I went back to the doctor with her and, this time, he sent her to the hospital for more tests. They diagnosed her straight away.
‘You’re suffering from Guillain-Barre syndrome,’ the hospital doctor explained. ‘When you were ill, your immune system mistakenly started attacking your nervous system.’
‘Am I going to be okay?’ she worried. ‘Only it’s my birthday in three weeks, and I’m off to Vegas.’
‘It causes temporary paralysis, which is why you’re getting pins and needles,’ he said. ‘It’ll get worse before it gets better, but you’ll make your holiday.’
Over the next few days, Candice’s legs grew weaker and soon she was in a wheelchair.
‘I feel like that Little Britain character,’ she giggled, flashing patients her trademark smile while I pushed her around the ward. Before long, she was bed-bound and unable to move her arms. Her beam never faltered, though.
‘They said it would get worse before it got better,’ I assured Stephen and our other daughter Cheryl, 32.
‘I’ll be fine,’ smiled Candice. ‘I’m going to start raising awareness about this condition too. Do you know only 1,500 people in the UK get it every year?’
A few days more, though, and she could barely say her name, let alone spout facts and figures.
I could tell it was frustrating for her, especially for someone who was forever singing show tunes.
Still, that smile never left her face, especially when her dad visited. ‘This is one way of getting out of packing,’ he teased.
‘I know it’s tough,’ I smiled, brushing her hair out of her eyes. ‘But just think about your birthday.’

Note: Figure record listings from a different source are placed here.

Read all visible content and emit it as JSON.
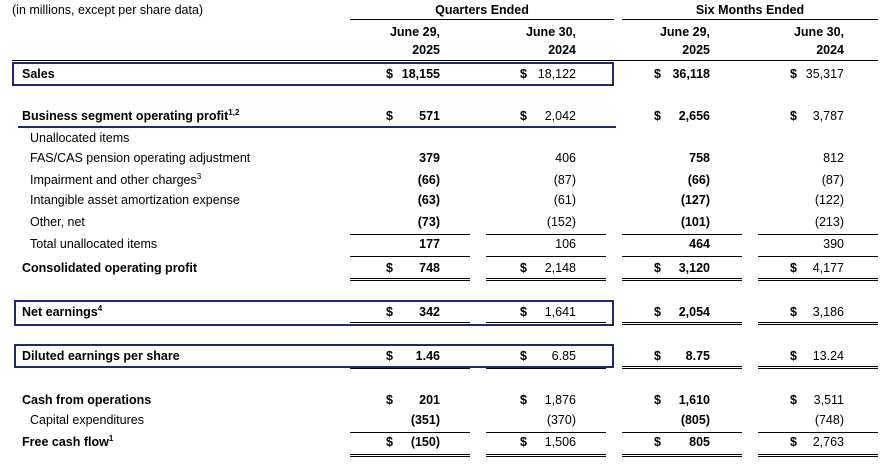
{
  "header": {
    "units_note": "(in millions, except per share data)",
    "group_quarters": "Quarters Ended",
    "group_six_months": "Six Months Ended",
    "columns": [
      {
        "line1": "June 29,",
        "line2": "2025"
      },
      {
        "line1": "June 30,",
        "line2": "2024"
      },
      {
        "line1": "June 29,",
        "line2": "2025"
      },
      {
        "line1": "June 30,",
        "line2": "2024"
      }
    ]
  },
  "rows": [
    {
      "label": "Sales",
      "sup": "",
      "dollar": "$",
      "values": [
        "18,155",
        "18,122",
        "36,118",
        "35,317"
      ]
    },
    {
      "label": "Business segment operating profit",
      "sup": "1,2",
      "dollar": "$",
      "values": [
        "571",
        "2,042",
        "2,656",
        "3,787"
      ]
    },
    {
      "label": "Unallocated items",
      "sup": "",
      "dollar": "",
      "values": [
        "",
        "",
        "",
        ""
      ]
    },
    {
      "label": "FAS/CAS pension operating adjustment",
      "sup": "",
      "dollar": "",
      "values": [
        "379",
        "406",
        "758",
        "812"
      ]
    },
    {
      "label": "Impairment and other charges",
      "sup": "3",
      "dollar": "",
      "values": [
        "(66)",
        "(87)",
        "(66)",
        "(87)"
      ]
    },
    {
      "label": "Intangible asset amortization expense",
      "sup": "",
      "dollar": "",
      "values": [
        "(63)",
        "(61)",
        "(127)",
        "(122)"
      ]
    },
    {
      "label": "Other, net",
      "sup": "",
      "dollar": "",
      "values": [
        "(73)",
        "(152)",
        "(101)",
        "(213)"
      ]
    },
    {
      "label": "Total unallocated items",
      "sup": "",
      "dollar": "",
      "values": [
        "177",
        "106",
        "464",
        "390"
      ]
    },
    {
      "label": "Consolidated operating profit",
      "sup": "",
      "dollar": "$",
      "values": [
        "748",
        "2,148",
        "3,120",
        "4,177"
      ]
    },
    {
      "label": "Net earnings",
      "sup": "4",
      "dollar": "$",
      "values": [
        "342",
        "1,641",
        "2,054",
        "3,186"
      ]
    },
    {
      "label": "Diluted earnings per share",
      "sup": "",
      "dollar": "$",
      "values": [
        "1.46",
        "6.85",
        "8.75",
        "13.24"
      ]
    },
    {
      "label": "Cash from operations",
      "sup": "",
      "dollar": "$",
      "values": [
        "201",
        "1,876",
        "1,610",
        "3,511"
      ]
    },
    {
      "label": "Capital expenditures",
      "sup": "",
      "dollar": "",
      "values": [
        "(351)",
        "(370)",
        "(805)",
        "(748)"
      ]
    },
    {
      "label": "Free cash flow",
      "sup": "1",
      "dollar": "$",
      "values": [
        "(150)",
        "1,506",
        "805",
        "2,763"
      ]
    }
  ]
}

It was only one week away, but Candice seemed determined to get better for it. Slowly, she started to get some movement back. 

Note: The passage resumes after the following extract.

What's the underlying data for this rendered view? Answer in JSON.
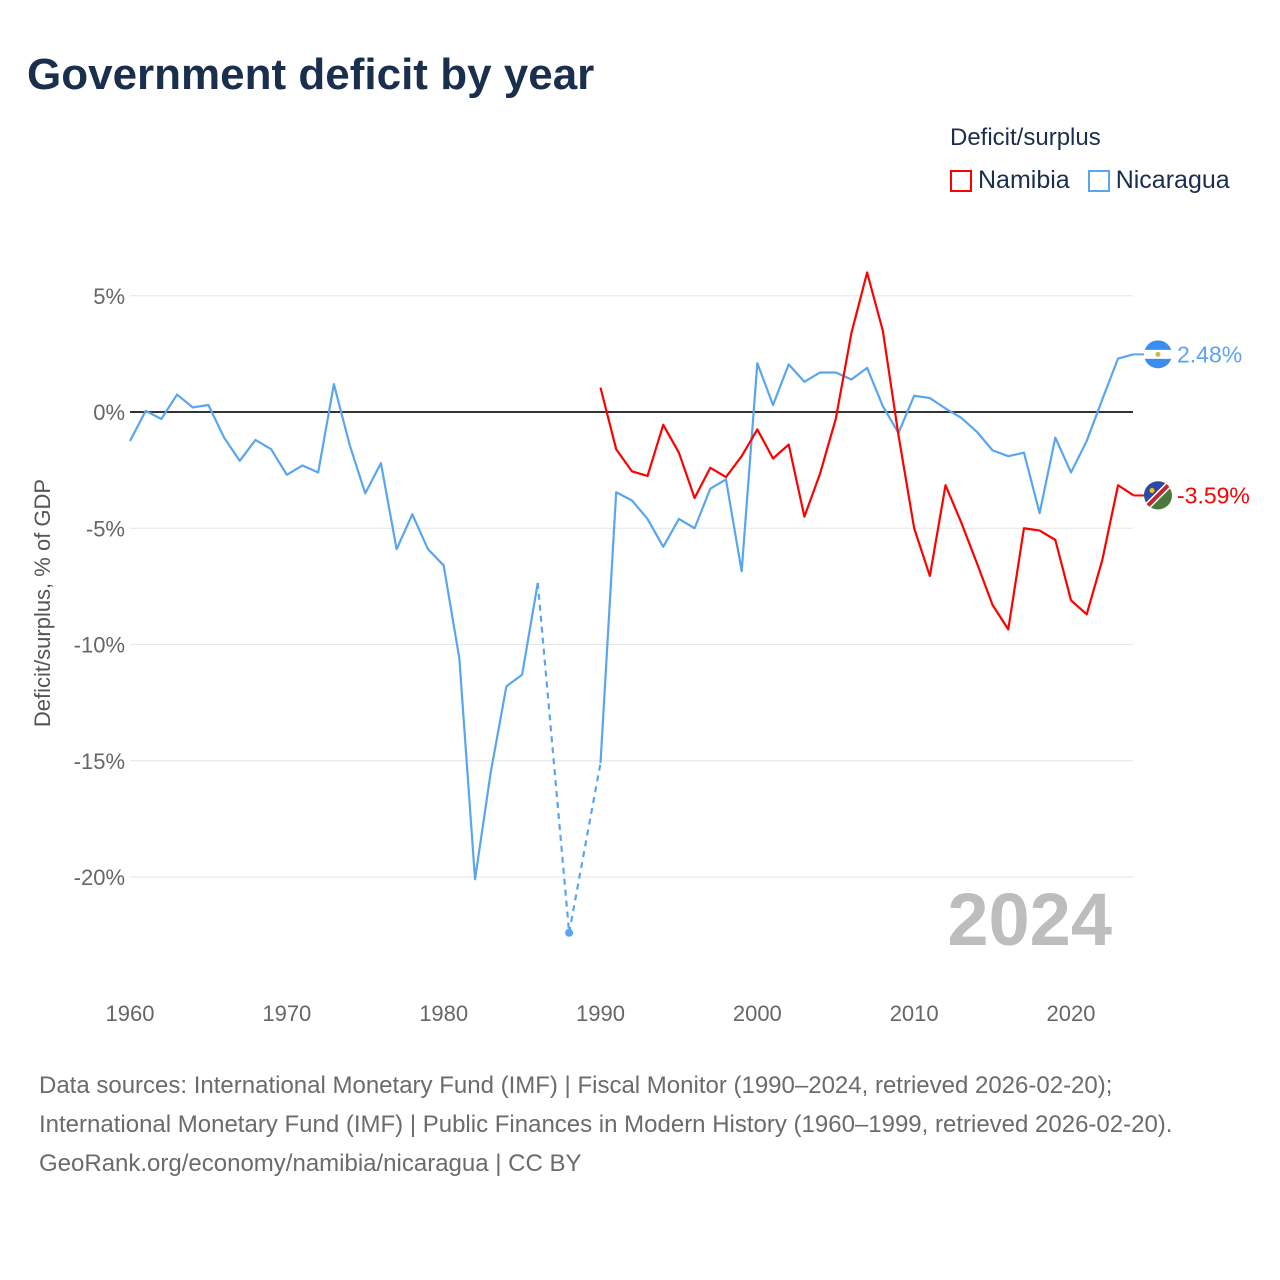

‘Look,’ she croaked, bending a knee three weeks after being admitted. ‘You’ll be climbing on that plane in no time,’ I beamed.
But the next day, Candice started struggling for breath. ‘We need to put you on a ventilator,’ the doctor said, as I held her hand.
‘Don’t leave me,’ she mouthed.
‘I’ll be back the second they’ve done it,’ I said – the medics had asked us to step out just while they fitted the ventilator.
Stephen and I waited outside.
A few minutes passed, then a nurse raced over to us.
‘Candice has had a cardiac arrest,’ she panted.
‘Is she okay?’ panicked Stephen.
‘She’s unconscious, the next 24 hours are critical,’ she said gently.
Steeling myself, I sat at her bedside and took her hand.
‘Hey, you’ve given us a scare,’ I whispered. ‘It’s your birthday in a week, you’d better be home for it.’
For the next six days, I slept beside Candice, helping the nurses bathe her. Before I knew it, her big day had arrived – and I hoped it would be a double celebration. They were going to see if Candice could breathe without the ventilator.
Stephen and I brought in cup cakes for the nurses. ‘For Candice’s birthday,’ I smiled, handing them out. ‘We’ll celebrate properly when she wakes up.’
I spent the rest of the day in bed cuddled up to the birthday girl, singing show tunes to her with Stephen and Cheryl by my side.
At 10pm, the doctor came to see us. ‘It’s time,’ he said quietly.
I nodded and hugged my girl that little bit tighter as the machine was switched off. ‘Come on, love,’ I urged. ‘Wake up for me.’
Her chest rose… then it stilled. ‘N-no, no,’ I sobbed, holding her tighter. ‘Don’t leave me.’ 
‘Oh God,’ Stephen wept next to me. ‘My baby!’ Candice would never get to celebrate her 26th, would never visit Las Vegas…
She was gone.
Instead of helping plan for her future, I was planning her funeral.She had a horse and carriage, and I had keyrings with her photo on made for everyone.
‘You’re the star you always wanted to be,’ I whispered, running my hand over her coffin.
A year on, I ache to see Candice’s smile one more time. Instead, I’m bringing smiles to other people’s faces by funding a drama workshop at the school where she worked. 
I’ve also set up the Candice Roberts Foundation to help 
raise awareness of Guillain-Barre Syndrome.
I know that’s what she’d have wanted, and I hope she’s smiling up there in heaven.